The Bolt Backstory: A Cautionary Tale
- HR HELP US
- May 23
- 3 min read
Updated: Jul 2
Bolt burst onto the scene as a one-click checkout startup that hit an $11 billion valuation in 2022. However, things fell apart quickly. By 2024, that valuation had plummeted to roughly $300 million. That is a staggering 97% drop. Breslow stepped down, the company went through massive layoffs, and then he returned in 2025 with a "wartime CEO" mentality. His plan focused on survival mode.
Part of that plan involved letting the HR team go. He replaced them with a smaller "People Ops" function. He informed the 99% of employees who "could not adapt" to the new culture that their time was up. Bolt went from thousands of employees to roughly 100.
"We had an HR team, and that HR team was creating problems that did not exist. Those problems disappeared when I let them go." — Ryan Breslow, Fortune Workforce Innovation Summit, May 2026
What the Numbers Say: A Dual Perspective
We pulled employee reviews from both Glassdoor (251 reviews) and Indeed to get a full picture. The two platforms tell noticeably different stories, and that gap matters.
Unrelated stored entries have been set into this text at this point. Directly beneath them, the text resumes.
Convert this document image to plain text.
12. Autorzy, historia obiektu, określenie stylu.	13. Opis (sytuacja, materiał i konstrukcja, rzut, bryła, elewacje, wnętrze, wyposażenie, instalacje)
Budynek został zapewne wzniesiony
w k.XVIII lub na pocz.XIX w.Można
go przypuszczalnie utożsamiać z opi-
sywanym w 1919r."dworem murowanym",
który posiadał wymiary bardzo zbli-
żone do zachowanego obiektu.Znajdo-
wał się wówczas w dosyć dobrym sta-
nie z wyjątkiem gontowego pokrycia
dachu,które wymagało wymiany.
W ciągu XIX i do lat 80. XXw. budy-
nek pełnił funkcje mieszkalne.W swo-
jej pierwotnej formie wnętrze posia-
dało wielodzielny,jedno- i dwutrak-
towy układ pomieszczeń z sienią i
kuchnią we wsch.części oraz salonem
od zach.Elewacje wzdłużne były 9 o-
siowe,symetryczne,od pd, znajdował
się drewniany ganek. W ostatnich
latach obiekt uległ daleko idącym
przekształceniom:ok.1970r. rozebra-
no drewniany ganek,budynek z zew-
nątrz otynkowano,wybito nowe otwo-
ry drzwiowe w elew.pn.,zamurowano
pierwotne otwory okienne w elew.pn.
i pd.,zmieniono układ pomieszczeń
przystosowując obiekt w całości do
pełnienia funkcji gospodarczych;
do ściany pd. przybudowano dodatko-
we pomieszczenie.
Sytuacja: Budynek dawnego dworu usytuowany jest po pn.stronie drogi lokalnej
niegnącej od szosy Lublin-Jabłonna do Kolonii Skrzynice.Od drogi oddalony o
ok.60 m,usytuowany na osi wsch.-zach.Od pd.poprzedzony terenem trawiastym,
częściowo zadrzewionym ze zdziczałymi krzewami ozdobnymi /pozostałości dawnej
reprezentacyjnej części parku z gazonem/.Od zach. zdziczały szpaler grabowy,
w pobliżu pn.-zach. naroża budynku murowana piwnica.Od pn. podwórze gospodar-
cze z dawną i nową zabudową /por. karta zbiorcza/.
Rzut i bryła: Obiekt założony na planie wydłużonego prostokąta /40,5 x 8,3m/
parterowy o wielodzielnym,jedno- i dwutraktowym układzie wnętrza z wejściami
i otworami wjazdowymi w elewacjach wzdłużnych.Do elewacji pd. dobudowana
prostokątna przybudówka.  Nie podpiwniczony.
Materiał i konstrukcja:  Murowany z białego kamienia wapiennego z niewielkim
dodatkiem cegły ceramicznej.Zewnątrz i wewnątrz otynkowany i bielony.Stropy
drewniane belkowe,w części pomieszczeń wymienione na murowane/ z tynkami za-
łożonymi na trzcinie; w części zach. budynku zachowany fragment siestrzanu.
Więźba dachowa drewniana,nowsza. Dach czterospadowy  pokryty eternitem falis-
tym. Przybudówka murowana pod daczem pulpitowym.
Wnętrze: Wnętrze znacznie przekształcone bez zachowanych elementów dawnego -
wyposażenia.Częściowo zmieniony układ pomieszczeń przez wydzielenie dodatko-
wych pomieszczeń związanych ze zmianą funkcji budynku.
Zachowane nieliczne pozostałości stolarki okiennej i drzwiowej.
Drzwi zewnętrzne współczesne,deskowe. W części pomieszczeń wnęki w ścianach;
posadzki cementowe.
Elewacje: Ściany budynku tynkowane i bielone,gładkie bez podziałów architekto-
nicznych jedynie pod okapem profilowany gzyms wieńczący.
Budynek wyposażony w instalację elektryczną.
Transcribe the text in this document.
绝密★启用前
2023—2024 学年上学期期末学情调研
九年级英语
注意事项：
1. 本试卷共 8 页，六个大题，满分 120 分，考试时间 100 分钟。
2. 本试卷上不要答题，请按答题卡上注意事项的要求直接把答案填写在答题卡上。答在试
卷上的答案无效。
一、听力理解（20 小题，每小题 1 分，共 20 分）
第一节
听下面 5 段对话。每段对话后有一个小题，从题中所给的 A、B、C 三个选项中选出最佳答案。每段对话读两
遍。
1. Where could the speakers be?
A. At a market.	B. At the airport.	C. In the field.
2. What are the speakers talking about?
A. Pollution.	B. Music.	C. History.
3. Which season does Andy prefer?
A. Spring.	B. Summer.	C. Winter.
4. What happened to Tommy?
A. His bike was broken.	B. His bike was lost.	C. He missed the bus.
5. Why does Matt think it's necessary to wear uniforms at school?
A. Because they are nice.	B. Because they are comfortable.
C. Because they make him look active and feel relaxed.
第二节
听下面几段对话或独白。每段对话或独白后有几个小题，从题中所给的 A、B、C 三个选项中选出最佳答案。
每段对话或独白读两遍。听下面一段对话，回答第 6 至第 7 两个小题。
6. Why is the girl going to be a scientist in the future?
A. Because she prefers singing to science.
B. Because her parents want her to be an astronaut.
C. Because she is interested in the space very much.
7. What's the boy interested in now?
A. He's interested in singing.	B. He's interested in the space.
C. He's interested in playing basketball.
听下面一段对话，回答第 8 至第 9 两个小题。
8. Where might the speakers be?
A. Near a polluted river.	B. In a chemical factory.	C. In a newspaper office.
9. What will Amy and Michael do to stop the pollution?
Why is there a gap between platforms? Glassdoor tends to attract more vocal former employees—people writing in the heat of the moment after a layoff or a bad exit. Indeed often captures more current, actively employed staff. Neither is wrong; they are just capturing different voices at different points in the experience. This is why you cannot do employer brand work based on a single source.
What Employees Are Actually Saying
The Hard Truth (Glassdoor)
Former employees flagged volatility, unpredictability, and a culture of fear. Multiple reviews described an environment where terminations happened without cause. Leadership blamed employees for decisions made by management. The financial reality of the company was hidden from staff until it was too late. The San Francisco office specifically rated 2.1 out of 5—45% below average for the tech industry.
Where Credit Is Due (Indeed Wellbeing Data)
Indeed's wellbeing indicators showed something more nuanced: Appreciation rated high. Learning rated high. Flexibility and trust both rated above average. Even in a turbulent company, employees found pockets of meaning—great coworkers, autonomy, and growth opportunities. However, stress-free and overall satisfaction both came in below average. That tracks.
Even in chaos, people can find pockets of meaning. That does not erase bad leadership; it just means humans are resilient. Pay attention to what carries your people when everything else is burning.
5 Lessons Every Organization Should Take From This
1. HR That Only Enforces Is HR That Gets Eliminated
If your HR team is perceived as the compliance police—saying no, building cases, filing reports—leadership will eventually find a way around them. HR must be a strategic partner and a culture builder, not just a rule enforcer. That reputation is built long before a crisis hits.
2. Transparency Is a Retention Tool
Multiple Bolt reviews flagged the same issue: employees knew something was wrong long before they were informed. They found out through rumors, sudden departures, and energy shifts. If your people do not know the real situation, they will fill in the blanks—and they will not fill them in favorably.
3. Two Review Platforms Tell Two Different Truths
Glassdoor shows a 34% CEO approval rating, while Indeed shows 63.6%. Your employer brand health check cannot rely on one platform. Look for patterns across multiple channels—not outliers—before drawing conclusions about how employees truly feel.
4. Job Security Is the New Currency
Indeed's lowest-rated category for Bolt was job security at 2.7 out of 5. In a post-mass-layoff world, employees are not just chasing salary. They want to know their position is safe. Organizations that cannot communicate stability—even imperfect stability—will continue to lose talent.
5. Eliminating HR Does Not Eliminate HR Problems
Breslow replaced HR with "People Ops." Know what People Ops does? HR functions. Training, manager support, compliance, employee resources. The problems HR was managing did not disappear; they just have a new address and a smaller team to handle them. Watch this space.
Want the Full Breakdown? Download the Case Study.
We put together a complete HR Help Us Case Study—When HR Gets Fired... What Happens Next?—with side-by-side platform data, employee review insights, and five strategic takeaways your team can act on. Reach out to info@hrhelpus.com to request your copy.
The Bottom Line
The Bolt story is messy, still unfolding, and genuinely complicated. Ryan Breslow may be right that the company needed to strip down to survive. However, the way it unfolded—abrupt layoffs, eliminating the HR function publicly, framing the team as the problem—created a trust deficit. This deficit shows up clearly in the data and will follow Bolt's employer brand for years.
Your employees are always talking. The only question is whether you are listening before it shows up on Glassdoor or after.